Things were a little better in 1995 when 55 found homes in Britain, but in 1996 a new targa-roofed version came along which could be specified with push-button gear changing. The future looked so good for Japan’s first supercar that I took the corporate shilling and sang its praises in a showroom video. Sales fell to 38. And they’re still falling.

These numbers are seriously small, but the picture becomes even more bleak when you remember that some of these cars must have been registered to Honda themselves as demonstrators.
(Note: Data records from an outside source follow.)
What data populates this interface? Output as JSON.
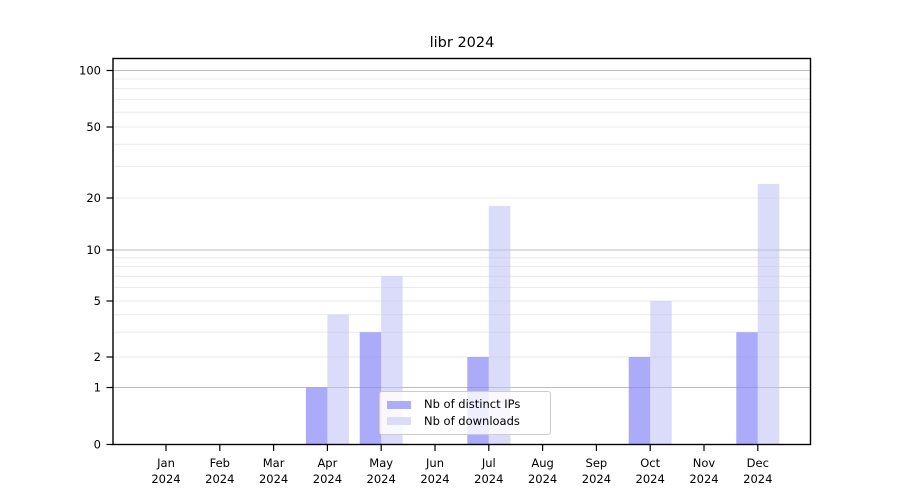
{
  "chart_data": {
    "type": "bar",
    "title": "libr 2024",
    "x_categories": [
      {
        "month": "Jan",
        "year": "2024"
      },
      {
        "month": "Feb",
        "year": "2024"
      },
      {
        "month": "Mar",
        "year": "2024"
      },
      {
        "month": "Apr",
        "year": "2024"
      },
      {
        "month": "May",
        "year": "2024"
      },
      {
        "month": "Jun",
        "year": "2024"
      },
      {
        "month": "Jul",
        "year": "2024"
      },
      {
        "month": "Aug",
        "year": "2024"
      },
      {
        "month": "Sep",
        "year": "2024"
      },
      {
        "month": "Oct",
        "year": "2024"
      },
      {
        "month": "Nov",
        "year": "2024"
      },
      {
        "month": "Dec",
        "year": "2024"
      }
    ],
    "series": [
      {
        "name": "Nb of distinct IPs",
        "color": "#acacfa",
        "fill": "rgba(136,136,248,0.7)",
        "values": [
          0,
          0,
          0,
          1,
          3,
          0,
          2,
          0,
          0,
          2,
          0,
          3
        ]
      },
      {
        "name": "Nb of downloads",
        "color": "#dbdbfa",
        "fill": "rgba(190,190,246,0.55)",
        "values": [
          0,
          0,
          0,
          4,
          7,
          0,
          18,
          0,
          0,
          5,
          0,
          24
        ]
      }
    ],
    "yaxis": {
      "scale": "symlog",
      "ticks": [
        0,
        1,
        2,
        5,
        10,
        20,
        50,
        100
      ],
      "major_gridlines": [
        1,
        10,
        100
      ],
      "minor_gridlines": [
        2,
        3,
        4,
        5,
        6,
        7,
        8,
        9,
        20,
        30,
        40,
        50,
        60,
        70,
        80,
        90
      ],
      "range": [
        0,
        120
      ],
      "grid": true
    },
    "legend_position": "lower center"
  },
  "colors": {
    "background": "#ffffff",
    "spine": "#000000",
    "grid_major": "#bdbdbd",
    "grid_minor": "#e8e8e8",
    "tick_text": "#000000",
    "legend_border": "#cccccc"
  }
}
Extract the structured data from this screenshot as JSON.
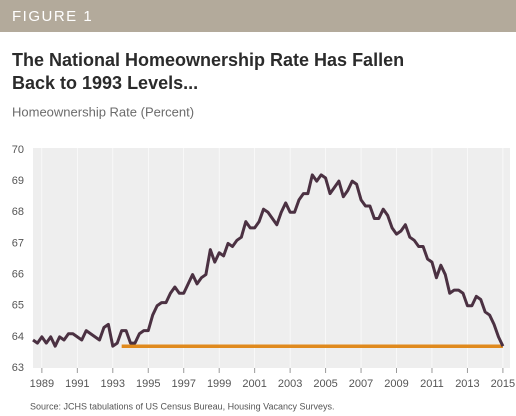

If you could peek inside the computer in Swansea you might come up with something startling – in 1996, not one single person in the whole of Britain actually bought a new Honda NSX.

And I bet Honda simply can’t understand what on earth they’ve done wrong. They gave the world an all-aluminium supercar with one of the most technically advanced engines seen outside a sci-fi movie. They made it reliable and no harder to drive than a pram. They kept the price in BMW land and placed one with Mr Wolf in Pulp Fiction. And they were rewarded by people staying away in droves.

Well, to try and put some zest into what was already a vindaloo, they’ve beefed up the engine, added electric power steering and garnished the finished product with a six-speed gearbox. And now I’m going to ensure it’s a spectacular failure by telling you that it’s one seriously impressive motor car.

I spent a day with it at the Mallory Park race track in Leicestershire, and can safely say that round the fearsome Gerard’s Corner it is a match for even the Ferrari 550.

This is a truly nasty bend: a long, long 180 degree right-hander that tightens up right at the very end. You need to lift off the power a bit but you can’t, because at the very same point there’s a slight crest which causes the car to go light.

Back off and you’ll go backwards into the crash barrier. Keep going and you’ll go forwards into the crash barrier. Be in an NSX and you’ll make it, sweating a bit and promising you’ll go to church next Sunday, but you’ll make it and that’s all that matters. The electric steering is a bit of a gimmick but the grip and the ‘feel’ is awesome. And the grunt is capable of making you best mates with the horizon in ten seconds flat.

You still have a V6 with variable valve timing – whatever the hell that means – but it now displaces 3.2 litres so you get from 0 to 60 in a whisker over five seconds, on your way to a maximum of 170mph.

Not that you’ll ever want to get there. What you’ll want to do is go through the gears endlessly, because from inside the snuggy cabin that engine makes a noise that could curdle mud. After five laps my soul was so stirred you could have served it up as soup. I never thought it was possible to be in love with a noise, but take an NSX up to 8000rpm and you’ll be heading for the registry office. It would be a good partner too, because unlike a Ferrari, it is a perfectly serviceable everyday car. And it is so damn easy to drive. Even my granny could manage it, excepting the fact that she’s dead of course.

My only real worry is the styling. Even Honda would admit in a quiet moment that they copied Ferrari, but that’s like asking a nine-year-old boy to copy the Haywain. It won’t really work, and it especially won’t work if he tries to improve on the original. Honda thought it would be a good idea to give their supercar a boot, so the rear overhang is rather larger than it should be. And they felt it should have headlamp washers, which means the smooth front end is sullied with plastic protuberances, like Claudia Schiffer with blackheads.

Now I’ve always subscribed to the theory that you should judge a book by its cover. I will, for instance, never buy any novel unless it has a fighter plane or a submarine on the front, but I do urge you to ignore the Honda’s skin and study its meat. It is not a match for the Ferrari 355, but then it’s £20,000 less expensive. And if you scour the secondhand columns of this paper you’ll probably be able to find one for £40,000, which, for a machine like this, is car-boot sale money.

I bet you’re going to have a look right now, aren’t you? And you keep looking right up to the moment when you buy a Porsche.”